GENERAL VIEW OF CONSTANTINOPLE
Constantinople is a fair-weather city, and needs the sun and the blue sky and the life of the waters about it, which give to the city its real individuality. It misses in winter the pleasure-yachts of the summer months, the white uniforms of the thousands of boatmen, and the brighter dressing of the awnings and flags of the ships and steamers. But the waters about Constantinople are its best part, and are fuller and busier and brighter than either those around the Battery or those below the Thames Embankment, and by standing on its wide wooden bridge, over which more people pass in a day than over any other (save London Bridge) in the world, one can see a procession of all the nations of the East.

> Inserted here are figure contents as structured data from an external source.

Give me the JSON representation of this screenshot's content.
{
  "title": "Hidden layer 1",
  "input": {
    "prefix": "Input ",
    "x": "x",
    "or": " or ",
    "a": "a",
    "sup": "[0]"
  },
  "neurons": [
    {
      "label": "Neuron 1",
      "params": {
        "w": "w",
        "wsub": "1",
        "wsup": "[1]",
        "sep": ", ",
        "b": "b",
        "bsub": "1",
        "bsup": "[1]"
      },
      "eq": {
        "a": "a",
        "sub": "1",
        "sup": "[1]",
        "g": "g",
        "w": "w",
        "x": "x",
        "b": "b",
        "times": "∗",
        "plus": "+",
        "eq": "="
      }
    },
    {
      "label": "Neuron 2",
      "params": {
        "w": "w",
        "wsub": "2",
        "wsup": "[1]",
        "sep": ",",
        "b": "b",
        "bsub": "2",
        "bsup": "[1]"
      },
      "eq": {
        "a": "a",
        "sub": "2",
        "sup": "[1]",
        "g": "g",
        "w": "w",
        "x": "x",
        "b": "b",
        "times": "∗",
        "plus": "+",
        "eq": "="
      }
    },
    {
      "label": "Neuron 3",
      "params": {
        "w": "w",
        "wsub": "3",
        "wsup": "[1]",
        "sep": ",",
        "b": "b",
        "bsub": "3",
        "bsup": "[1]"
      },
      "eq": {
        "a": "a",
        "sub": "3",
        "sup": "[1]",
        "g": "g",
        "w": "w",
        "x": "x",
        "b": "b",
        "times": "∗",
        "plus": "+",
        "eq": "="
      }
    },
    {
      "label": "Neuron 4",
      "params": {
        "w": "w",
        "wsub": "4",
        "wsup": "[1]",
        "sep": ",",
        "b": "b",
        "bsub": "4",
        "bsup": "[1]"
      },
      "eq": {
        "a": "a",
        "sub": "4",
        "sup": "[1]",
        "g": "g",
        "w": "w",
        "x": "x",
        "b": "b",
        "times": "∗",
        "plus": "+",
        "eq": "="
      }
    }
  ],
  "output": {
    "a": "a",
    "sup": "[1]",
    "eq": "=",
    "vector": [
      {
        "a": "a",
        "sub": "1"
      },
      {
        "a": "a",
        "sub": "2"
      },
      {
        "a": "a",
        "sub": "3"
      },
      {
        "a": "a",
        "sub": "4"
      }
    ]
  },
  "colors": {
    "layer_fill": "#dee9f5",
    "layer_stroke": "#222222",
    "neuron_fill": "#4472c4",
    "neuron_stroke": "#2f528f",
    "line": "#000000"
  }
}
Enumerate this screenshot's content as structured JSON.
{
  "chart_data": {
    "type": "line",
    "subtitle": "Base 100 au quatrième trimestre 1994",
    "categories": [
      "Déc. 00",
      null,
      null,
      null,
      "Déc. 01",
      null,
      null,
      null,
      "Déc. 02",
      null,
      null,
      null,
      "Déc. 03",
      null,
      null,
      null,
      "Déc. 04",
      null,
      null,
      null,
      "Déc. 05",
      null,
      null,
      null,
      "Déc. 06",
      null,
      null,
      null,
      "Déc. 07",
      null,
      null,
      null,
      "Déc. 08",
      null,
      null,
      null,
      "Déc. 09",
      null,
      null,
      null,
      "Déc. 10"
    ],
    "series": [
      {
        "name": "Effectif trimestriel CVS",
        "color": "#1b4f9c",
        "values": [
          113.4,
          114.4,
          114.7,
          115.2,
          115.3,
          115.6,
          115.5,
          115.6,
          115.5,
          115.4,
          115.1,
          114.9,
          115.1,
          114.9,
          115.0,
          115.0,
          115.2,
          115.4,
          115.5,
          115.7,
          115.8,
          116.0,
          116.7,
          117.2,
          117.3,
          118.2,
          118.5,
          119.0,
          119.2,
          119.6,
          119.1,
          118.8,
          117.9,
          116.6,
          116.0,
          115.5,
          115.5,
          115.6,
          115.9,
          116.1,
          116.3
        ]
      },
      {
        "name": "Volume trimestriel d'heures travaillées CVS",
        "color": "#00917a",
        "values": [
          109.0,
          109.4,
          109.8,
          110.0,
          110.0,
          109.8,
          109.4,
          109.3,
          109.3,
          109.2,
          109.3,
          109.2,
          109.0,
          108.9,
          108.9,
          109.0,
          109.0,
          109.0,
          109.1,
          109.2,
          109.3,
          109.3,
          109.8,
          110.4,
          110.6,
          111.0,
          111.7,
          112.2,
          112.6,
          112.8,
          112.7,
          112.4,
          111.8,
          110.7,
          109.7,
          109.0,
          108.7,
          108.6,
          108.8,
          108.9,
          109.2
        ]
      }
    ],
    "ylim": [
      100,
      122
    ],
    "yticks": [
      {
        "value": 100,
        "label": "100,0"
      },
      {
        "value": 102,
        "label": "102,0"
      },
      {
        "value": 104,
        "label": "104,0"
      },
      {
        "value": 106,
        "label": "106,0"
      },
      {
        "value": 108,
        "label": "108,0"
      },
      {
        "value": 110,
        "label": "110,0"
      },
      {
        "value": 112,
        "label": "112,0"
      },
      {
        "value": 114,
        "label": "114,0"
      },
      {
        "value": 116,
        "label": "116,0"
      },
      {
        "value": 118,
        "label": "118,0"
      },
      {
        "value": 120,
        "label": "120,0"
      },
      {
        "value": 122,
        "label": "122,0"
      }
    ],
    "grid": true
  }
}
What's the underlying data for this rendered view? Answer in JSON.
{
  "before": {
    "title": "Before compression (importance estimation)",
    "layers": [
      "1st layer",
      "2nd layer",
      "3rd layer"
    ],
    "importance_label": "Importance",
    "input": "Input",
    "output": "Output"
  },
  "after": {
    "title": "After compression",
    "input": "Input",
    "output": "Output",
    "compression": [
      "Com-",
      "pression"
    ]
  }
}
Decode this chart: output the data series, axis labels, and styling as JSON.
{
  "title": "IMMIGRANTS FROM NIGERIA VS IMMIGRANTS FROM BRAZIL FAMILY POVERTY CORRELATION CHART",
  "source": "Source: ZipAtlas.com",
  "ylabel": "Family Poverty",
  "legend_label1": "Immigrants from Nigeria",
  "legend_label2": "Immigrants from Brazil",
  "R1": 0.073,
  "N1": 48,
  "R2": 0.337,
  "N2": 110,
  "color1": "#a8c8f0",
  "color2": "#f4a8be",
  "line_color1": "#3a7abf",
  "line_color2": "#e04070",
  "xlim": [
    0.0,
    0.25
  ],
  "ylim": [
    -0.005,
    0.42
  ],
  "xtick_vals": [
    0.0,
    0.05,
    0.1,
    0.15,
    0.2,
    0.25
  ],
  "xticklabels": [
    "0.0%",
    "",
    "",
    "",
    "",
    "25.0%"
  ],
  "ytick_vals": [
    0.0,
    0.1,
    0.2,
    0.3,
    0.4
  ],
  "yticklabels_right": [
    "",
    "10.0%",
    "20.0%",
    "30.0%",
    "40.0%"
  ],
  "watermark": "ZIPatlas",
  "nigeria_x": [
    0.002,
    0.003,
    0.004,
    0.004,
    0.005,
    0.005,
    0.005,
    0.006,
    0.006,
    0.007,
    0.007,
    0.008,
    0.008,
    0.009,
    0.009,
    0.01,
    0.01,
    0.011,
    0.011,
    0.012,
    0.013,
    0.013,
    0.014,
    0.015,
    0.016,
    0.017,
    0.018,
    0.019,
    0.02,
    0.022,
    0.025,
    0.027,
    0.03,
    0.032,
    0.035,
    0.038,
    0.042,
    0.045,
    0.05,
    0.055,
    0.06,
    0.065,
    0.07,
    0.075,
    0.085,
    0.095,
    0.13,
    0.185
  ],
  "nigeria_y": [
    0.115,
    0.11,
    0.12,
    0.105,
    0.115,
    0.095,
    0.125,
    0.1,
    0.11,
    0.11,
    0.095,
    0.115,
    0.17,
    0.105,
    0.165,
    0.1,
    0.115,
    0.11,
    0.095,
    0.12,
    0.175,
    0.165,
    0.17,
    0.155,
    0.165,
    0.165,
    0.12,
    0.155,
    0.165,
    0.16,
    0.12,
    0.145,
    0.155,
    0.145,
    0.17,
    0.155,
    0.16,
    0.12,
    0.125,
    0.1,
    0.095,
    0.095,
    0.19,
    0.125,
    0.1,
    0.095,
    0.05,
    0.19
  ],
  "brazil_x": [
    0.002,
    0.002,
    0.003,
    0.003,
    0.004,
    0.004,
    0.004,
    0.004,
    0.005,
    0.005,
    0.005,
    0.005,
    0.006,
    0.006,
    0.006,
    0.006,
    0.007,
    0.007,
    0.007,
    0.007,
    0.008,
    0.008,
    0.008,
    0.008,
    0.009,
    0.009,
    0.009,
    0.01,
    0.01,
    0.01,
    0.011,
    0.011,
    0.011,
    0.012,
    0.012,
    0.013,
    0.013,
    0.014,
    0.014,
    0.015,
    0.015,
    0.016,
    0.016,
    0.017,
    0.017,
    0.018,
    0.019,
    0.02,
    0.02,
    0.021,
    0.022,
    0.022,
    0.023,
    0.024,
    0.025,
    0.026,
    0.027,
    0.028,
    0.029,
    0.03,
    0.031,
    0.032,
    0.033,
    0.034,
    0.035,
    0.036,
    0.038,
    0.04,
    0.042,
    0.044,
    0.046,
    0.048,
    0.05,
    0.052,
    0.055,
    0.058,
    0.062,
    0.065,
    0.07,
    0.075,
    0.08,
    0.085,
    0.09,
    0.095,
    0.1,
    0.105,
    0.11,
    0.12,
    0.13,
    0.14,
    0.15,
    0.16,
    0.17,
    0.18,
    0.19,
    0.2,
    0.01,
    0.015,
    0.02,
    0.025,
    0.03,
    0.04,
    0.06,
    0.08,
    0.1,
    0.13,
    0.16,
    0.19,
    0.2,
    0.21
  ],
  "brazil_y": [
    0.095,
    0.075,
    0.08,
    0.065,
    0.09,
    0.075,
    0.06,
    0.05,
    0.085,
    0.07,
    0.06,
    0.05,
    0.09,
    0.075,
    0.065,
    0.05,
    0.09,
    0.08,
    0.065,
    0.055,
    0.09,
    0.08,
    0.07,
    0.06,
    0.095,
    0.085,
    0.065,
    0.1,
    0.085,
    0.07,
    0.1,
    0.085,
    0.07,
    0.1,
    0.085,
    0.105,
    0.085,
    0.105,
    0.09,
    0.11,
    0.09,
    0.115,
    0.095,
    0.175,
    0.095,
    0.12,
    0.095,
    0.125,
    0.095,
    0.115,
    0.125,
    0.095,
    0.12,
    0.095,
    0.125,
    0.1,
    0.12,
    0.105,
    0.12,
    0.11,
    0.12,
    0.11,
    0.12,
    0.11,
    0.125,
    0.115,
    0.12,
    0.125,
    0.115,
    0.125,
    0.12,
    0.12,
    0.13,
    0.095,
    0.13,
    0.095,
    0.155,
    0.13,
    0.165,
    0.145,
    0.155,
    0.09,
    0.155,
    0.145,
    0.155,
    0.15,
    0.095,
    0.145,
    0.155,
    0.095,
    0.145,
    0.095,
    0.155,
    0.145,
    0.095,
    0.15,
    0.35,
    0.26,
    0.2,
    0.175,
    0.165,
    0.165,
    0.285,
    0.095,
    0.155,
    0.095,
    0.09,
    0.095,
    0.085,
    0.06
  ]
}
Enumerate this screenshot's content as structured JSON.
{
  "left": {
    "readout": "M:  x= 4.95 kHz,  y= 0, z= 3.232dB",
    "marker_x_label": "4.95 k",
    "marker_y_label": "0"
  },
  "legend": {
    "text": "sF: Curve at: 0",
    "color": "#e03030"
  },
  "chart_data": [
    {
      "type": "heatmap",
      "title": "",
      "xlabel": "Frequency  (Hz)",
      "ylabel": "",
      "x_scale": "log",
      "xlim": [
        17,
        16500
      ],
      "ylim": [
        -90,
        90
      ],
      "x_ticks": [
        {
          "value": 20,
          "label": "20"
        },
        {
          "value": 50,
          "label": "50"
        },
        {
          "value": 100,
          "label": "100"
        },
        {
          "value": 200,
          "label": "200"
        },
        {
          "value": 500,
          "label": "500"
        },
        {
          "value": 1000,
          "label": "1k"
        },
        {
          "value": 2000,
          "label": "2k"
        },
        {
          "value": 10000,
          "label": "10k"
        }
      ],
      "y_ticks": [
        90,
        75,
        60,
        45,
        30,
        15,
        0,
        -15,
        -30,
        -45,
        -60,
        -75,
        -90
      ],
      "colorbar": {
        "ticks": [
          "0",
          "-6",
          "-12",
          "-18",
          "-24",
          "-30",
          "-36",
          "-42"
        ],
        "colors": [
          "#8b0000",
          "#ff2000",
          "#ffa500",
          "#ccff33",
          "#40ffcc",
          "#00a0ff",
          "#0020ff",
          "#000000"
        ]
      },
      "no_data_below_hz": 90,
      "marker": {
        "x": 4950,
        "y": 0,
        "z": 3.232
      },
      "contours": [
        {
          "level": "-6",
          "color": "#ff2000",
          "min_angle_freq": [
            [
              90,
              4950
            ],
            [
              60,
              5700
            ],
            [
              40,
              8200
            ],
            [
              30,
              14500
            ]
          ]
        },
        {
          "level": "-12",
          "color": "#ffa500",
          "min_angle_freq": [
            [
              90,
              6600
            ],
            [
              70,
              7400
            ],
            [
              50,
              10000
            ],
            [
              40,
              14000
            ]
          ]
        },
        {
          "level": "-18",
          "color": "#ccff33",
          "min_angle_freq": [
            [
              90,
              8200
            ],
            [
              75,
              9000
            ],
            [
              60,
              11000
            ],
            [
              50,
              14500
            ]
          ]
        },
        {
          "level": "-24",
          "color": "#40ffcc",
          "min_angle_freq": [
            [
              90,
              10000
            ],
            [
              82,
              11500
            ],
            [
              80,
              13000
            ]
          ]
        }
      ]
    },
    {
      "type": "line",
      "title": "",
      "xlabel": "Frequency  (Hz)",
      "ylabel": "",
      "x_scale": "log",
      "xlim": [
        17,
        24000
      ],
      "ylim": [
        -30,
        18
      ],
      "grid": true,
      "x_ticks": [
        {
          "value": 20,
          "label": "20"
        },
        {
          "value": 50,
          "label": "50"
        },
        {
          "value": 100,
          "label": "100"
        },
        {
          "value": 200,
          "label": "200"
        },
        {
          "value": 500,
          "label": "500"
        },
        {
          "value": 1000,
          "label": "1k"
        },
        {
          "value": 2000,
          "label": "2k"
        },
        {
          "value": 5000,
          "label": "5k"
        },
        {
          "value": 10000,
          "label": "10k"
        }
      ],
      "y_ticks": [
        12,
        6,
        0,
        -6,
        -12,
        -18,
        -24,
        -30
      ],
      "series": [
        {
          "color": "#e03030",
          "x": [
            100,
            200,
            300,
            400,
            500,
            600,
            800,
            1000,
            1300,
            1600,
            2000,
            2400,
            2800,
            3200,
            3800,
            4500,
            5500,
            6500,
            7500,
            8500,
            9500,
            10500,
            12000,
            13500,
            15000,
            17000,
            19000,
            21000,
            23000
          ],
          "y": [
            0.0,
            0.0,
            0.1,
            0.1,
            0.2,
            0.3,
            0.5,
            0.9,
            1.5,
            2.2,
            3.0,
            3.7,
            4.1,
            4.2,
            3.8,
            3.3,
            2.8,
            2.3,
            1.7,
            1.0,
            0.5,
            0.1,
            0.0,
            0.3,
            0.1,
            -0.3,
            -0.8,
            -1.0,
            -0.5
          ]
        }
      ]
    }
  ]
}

Constantinople is a much more primitive city than one would expect the largest of all Eastern cities to be. It impresses you as a city without any municipal control whatsoever, and you come upon a building with the stamp of the municipal palace upon it with as much surprise as you would feel in finding an underwriter's office at the north pole. In many ways it is the most primitive city that I have ever been in. In all that pertains to the Sultan, to the religion of the people, of which he is the head, and to the army, the recognition due them is rigidly and impressively observed. But in what regards the local life of the people there seems to be absolutely no interest and no responsibility. There is no such absolute power in Europe, not excepting that of the Czar or of the young Emperor, as is that exercised by the Sultan; and the mosques of the faithful are guarded and decorated and held more highly in reverence than are many churches of a more civilized people; and the army impresses you as one you would much prefer to lead than one from which you would elect to run away. But the comfort of the inhabitants of Constantinople is little considered. There is nothing that one can see of what we call public spirit, unless building a mosque and calling it after yourself, in a city already supplied with the most magnificent of such temples, can be called public-spirited. Of course one does not go to Constantinople to see electric lights and asphalt pavements, nor to gather statistics on the poor-rate, but it is interesting to find people so nearly in touch with the world in many things, and so far away from it in others. As long as I do not have to live in Constantinople, I find its lack of municipal spirit quite as interesting a feature of the city as its mosques.
ONE OF THE SULTAN'S PALACES ON THE BOSPORUS
Constantinople, for example, is a city with as large a population as has Berlin or Vienna, and its fire department is what you see in the illustration accompanying this chapter. They are very handsome men, as you can note for yourself, and very smart-looking, but when they go to a fire they make a bargain with the owner of the building before they attempt to save his property. The great fire-tower in this capital of the Ottoman Empire is in Galata, and from it watchmen survey the city with glasses, and at the first sight of a blazing roof one of them runs down the tower and races through the uneven streets, calling out the fact that a house is burning, and where that house may be. Each watchman he meets takes up the cry, and continues calling out that the house is burning, even though the house is three miles away, until it burns down or is built up again, or the watchman is retired for long service and pensioned. Besides these amateur firemen there are two real fire companies, but they can do little in a city of 880,000 people.
The police who guard Constantinople at night are an equally primitive body of men. They carry a heavy club, about five feet long and as thick as a man's wrist, and with this they beat the stones in the streets to assure people that they are attending strictly to their work, and are not sleeping in doorways. The result of this is that no one can get to sleep, and all evil-minded persons can tell exactly where the night-watchman is, and so keep out of his way. The watchman under my window seemed to act on the idea of the gentleman who, on taking his first trip on a sleeping-car, declared that if he couldn't sleep no one else should, and acted accordingly.